Closing the door behind me, I glanced through the one-way glass. The parlor was still empty except for the dead guy. I could see his folded hands from this viewpoint, too. Eek.
There were two crates sitting end-to-end on the other side of the room. Curiosity lured me to them. When I got close enough to see the lids in the dim light cast through the one-way glass, I stopped short.
The lid on one of the crates was part-way open. I tiptoed forward and peered inside.
There was something in there.
Holy freaking moly! I had finally caught the Mudder brothers in the act. I fumbled for my cell phone. Pushing a button to light up the screen, I lowered it inside the crate. Pale white light reflected off black shiny bottles packed in straw.
I pulled one out, taking a closer look. There was no label, not even one stamped into the glass. The bottle was heavy, full of liquid, and sealed closed with a cork covered in wax.
Holding my cell against the side of the bottle, I tried to see the liquid through the glass, but it was too dark.
Setting my phone down, I hefted the bottle between my hands. What was in it? Was it beer? Wine? Poison? Some kind of Voodoo potion? Blood? I tried to wiggle the cork free with my fingers, then my teeth. The sucker wouldn’t budge.
“What have you done?” George Mudder’s voice came from behind me.
Chapter Twenty-Four
I gasped at the sound of George’s voice and almost dropped the bottle.
My heart galloping headlong toward a heart attack, I swung around. The room was empty, except for me. What the hell? Was I hearing voices now?
My breathing was shallow, but too loud. I double-checked each and every shadow for movement, but found nobody.
Was it a ghost?
No, you spaz. It was George’s voice, and he was still kicking. At least he was the last time I saw him.
“You’ve gone too far,” George said again, sounding as if he stood right next to me.
I noticed movement out of the corner of my eye. On the other side of the one-way glass, George stood next to the casket, looking down at the corpse. He was talking to the dead guy, not me. The sound system he’d been telling Natalie and me about earlier must still be on.
It looked like Cornelius had some competition. No wonder George wanted the haunted hotel.
Relief flooded my limbs, but the feeling didn’t last long. I needed to get out of here now, before George found me playing voyeur.
“Do you hear me?” George said.
His one-sided conversation with a corpse gave me goosebumps. What else did he do with corpses?
I hurried toward the door, hoping George would keep right on chatting while I made my escape.
Where in the heck was Natalie, dammit? Maybe she went out to her pickup for some reason and was back in the records room, waiting for me.

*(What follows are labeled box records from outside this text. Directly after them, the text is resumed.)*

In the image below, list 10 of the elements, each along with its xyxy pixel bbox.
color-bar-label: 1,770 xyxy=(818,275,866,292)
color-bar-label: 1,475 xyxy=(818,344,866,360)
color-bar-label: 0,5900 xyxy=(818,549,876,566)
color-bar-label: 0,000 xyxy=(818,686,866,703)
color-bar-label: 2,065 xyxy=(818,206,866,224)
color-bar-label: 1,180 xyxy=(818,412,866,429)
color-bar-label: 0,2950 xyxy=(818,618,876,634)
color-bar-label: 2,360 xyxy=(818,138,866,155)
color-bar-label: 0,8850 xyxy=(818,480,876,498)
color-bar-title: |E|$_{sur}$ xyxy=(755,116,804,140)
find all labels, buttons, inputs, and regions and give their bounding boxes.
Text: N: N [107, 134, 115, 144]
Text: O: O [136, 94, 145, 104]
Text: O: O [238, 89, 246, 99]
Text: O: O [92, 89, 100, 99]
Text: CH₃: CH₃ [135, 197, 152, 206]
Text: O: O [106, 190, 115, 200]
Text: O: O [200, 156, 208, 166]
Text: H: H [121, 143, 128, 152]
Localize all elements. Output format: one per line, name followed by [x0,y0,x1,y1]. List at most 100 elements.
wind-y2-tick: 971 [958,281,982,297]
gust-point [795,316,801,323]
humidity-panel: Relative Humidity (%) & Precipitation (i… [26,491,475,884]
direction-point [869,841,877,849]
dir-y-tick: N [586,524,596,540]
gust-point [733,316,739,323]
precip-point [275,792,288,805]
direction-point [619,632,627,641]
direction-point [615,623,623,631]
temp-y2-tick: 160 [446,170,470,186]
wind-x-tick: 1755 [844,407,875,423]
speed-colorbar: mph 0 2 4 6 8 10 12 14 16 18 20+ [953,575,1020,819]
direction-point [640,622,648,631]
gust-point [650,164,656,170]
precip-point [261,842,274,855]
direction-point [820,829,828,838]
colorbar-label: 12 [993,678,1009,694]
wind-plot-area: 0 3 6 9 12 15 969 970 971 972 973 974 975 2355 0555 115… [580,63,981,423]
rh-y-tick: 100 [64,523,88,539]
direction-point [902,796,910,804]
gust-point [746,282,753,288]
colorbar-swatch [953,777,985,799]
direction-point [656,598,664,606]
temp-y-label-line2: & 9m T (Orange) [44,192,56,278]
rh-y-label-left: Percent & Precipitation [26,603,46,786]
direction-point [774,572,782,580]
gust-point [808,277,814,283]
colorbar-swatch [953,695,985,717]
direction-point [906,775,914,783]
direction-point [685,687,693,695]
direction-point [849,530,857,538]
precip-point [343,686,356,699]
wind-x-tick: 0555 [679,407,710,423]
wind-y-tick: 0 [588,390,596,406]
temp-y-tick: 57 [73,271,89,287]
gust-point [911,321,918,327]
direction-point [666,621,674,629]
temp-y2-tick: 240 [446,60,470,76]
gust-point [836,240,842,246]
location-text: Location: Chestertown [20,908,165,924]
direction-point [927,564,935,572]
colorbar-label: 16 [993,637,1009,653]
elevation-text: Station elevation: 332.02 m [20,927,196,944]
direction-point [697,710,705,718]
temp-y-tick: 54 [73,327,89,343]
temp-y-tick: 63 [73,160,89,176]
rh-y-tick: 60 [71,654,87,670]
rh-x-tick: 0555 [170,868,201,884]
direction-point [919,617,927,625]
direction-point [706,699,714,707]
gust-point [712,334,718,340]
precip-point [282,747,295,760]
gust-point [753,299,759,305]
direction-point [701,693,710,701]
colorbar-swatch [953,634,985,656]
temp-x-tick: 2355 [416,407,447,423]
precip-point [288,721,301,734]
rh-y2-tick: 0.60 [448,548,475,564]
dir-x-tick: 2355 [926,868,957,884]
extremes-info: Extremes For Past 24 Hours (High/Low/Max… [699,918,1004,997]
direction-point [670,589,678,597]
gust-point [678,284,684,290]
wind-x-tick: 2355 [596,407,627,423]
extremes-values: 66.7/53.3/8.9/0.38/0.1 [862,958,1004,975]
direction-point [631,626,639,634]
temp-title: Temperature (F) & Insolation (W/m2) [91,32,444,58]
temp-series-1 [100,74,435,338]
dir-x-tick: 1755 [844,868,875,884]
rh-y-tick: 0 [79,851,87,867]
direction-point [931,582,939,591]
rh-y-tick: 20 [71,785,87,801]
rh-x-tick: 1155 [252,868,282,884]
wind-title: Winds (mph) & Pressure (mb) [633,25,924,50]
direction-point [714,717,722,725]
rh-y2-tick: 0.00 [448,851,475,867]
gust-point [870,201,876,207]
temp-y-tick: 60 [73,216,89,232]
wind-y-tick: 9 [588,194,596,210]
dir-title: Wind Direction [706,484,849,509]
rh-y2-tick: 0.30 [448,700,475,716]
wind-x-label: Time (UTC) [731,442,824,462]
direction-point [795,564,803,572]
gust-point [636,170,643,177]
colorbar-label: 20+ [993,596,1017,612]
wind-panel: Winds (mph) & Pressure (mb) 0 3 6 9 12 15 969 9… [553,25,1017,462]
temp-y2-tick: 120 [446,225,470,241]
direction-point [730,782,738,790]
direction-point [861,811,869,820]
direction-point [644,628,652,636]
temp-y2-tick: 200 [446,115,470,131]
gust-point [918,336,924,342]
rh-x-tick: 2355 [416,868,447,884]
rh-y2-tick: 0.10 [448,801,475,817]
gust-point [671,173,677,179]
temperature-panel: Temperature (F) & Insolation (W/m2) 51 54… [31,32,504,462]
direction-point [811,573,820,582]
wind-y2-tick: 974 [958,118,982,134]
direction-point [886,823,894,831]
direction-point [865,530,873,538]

“Do not speak to me with that disrespectful tone, you insignificant little speck,” another voice said, freezing me in my tracks.
The tone was deep and rich, but terse, with a hint of something foreign discernible underneath the English. Something Slavic maybe, like Count Dracula. It reminded me of Kyrkozz’s voice in my nightmare, and that made my knees wobbly. In slow motion, I turned back to look through the one-way glass.
On the other side of the coffin from George stood one of the two tall albino smokers I’d seen weeks ago on Mudder Brothers front porch. I’d nicknamed the two men Huey and Dewey, Donald Duck’s nephews in grizzled form. Both men were tall and thin with thick tufts of pure white hair and bulbous eyes. Suit them up in matching sailor outfits and the caricature was complete.
Even though they had reminded me of cartoon ducks, something in their pale-eyed stares had made my skin crawl. Tonight, this particular albino was dressed in a black suit and black tie. Add some black sunglasses and he could start hunting down aliens. Who was he and where had he come from? Slagton? No, not with that accent.
The urge to run far and fast hit so hard my toes tingled. The French doors leading out of the parlor were still closed, so maybe I could sneak out the front door with neither man the wiser. Please, please, please let Natalie be sitting in her pickup waiting for me with a shit-eating grin on her face when I got there.
As I reached for the viewing room door knob, I heard George say, “What have you done with her?”